S'agissant du problème de la récupération sur succession, M. le rapporteur a
parlé d'or, en particulier lorsqu'il s'est exprimé à titre personnel, et il a
bien posé le problème.
Il est certain que la solution, qui avait d'ailleurs été évoquée lorsque nous
avions créé la PSD, consistant en une assurance, et qui avait été rejetée,
était sans doute la meilleure. C'est d'ailleurs celle que propose notre ami M.
Paul Blanc. Mais je pense que nous n'avons pas le temps ni les moyens d'y
revenir aujourd'hui et d'incorporer cette solution dans ce texte. Dans ces
conditions, c'est un voeu pieux.
Il faut essayer de corriger ce qui a été fait par l'Assemblée nationale, dans
un grand élan de générosité. L'Assemblée nationale a toujours tendance à jouer
l'émotion. Nous, nous avons cette particularité d'être une chambre de
réflexion. Aussi, au lieu de jouer l'émotion, essayons de réfléchir un peu.
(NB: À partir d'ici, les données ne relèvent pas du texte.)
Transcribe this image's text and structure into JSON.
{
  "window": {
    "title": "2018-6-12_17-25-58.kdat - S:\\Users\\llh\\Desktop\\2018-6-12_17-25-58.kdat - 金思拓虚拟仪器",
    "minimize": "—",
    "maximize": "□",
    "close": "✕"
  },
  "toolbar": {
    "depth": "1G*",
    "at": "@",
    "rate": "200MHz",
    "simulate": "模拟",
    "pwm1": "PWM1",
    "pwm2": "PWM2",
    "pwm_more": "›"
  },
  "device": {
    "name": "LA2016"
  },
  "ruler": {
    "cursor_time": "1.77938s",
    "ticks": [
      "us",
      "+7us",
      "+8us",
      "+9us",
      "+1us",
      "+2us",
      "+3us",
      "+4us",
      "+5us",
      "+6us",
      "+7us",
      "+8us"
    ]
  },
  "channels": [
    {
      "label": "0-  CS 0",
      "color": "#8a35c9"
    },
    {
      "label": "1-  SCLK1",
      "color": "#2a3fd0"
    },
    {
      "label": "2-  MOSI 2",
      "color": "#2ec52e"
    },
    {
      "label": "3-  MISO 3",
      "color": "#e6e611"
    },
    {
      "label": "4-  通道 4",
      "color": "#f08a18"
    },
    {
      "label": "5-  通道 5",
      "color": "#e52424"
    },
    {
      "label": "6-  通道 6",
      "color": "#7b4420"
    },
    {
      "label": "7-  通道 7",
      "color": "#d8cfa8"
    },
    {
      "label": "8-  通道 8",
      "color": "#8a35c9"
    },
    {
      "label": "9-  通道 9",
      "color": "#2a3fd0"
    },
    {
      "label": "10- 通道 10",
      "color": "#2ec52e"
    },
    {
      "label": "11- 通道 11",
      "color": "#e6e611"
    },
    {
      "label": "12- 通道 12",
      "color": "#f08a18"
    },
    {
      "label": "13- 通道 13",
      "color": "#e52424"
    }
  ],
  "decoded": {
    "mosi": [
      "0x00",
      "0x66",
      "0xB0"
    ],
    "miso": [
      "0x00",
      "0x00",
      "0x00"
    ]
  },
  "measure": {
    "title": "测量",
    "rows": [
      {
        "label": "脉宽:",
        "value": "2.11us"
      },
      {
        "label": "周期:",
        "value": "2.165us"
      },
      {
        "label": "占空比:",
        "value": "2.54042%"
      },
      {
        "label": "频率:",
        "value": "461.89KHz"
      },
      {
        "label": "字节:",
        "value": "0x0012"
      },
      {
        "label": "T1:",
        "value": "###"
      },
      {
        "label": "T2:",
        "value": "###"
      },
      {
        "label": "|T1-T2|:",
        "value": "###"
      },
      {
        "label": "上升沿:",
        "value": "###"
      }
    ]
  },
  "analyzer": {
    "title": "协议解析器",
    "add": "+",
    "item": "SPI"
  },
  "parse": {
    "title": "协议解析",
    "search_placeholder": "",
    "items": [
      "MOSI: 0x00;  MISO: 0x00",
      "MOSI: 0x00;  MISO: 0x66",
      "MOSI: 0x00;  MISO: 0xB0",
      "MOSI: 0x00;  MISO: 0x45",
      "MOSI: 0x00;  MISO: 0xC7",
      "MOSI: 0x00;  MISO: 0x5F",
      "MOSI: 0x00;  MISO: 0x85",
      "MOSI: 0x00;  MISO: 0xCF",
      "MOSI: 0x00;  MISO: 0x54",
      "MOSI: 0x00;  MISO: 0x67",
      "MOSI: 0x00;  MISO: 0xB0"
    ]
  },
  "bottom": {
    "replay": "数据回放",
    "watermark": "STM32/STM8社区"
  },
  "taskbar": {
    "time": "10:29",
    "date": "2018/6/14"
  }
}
Que faut-il faire ? A l'évidence, il faut nous prémunir contre les dérapages
financiers que M. le rapporteur général a évoqués voilà quelques instants. Par
conséquent, il est souhaitable de voter cet amendement, qui n'est peut-être pas
parfait, mais qui a l'avantage de poser le problème et de donner la possibilité
d'en rediscuter.
On met toujours en avant - c'est d'ailleurs ce qui a été dit lors de la
réunion de la commission des affaires sociales - le vote que nous avons émis à
propos des handicapés. Or, les handicapés, c'est un autre problème. Certes, il
y a un tronc commun entre l'allocation compensatrice pour tierce personne,
l'ACTP, en faveur des handicapés et l'allocation personnalisée d'autonomie dont
nous discutons aujourd'hui, mais le problème n'est pas le même.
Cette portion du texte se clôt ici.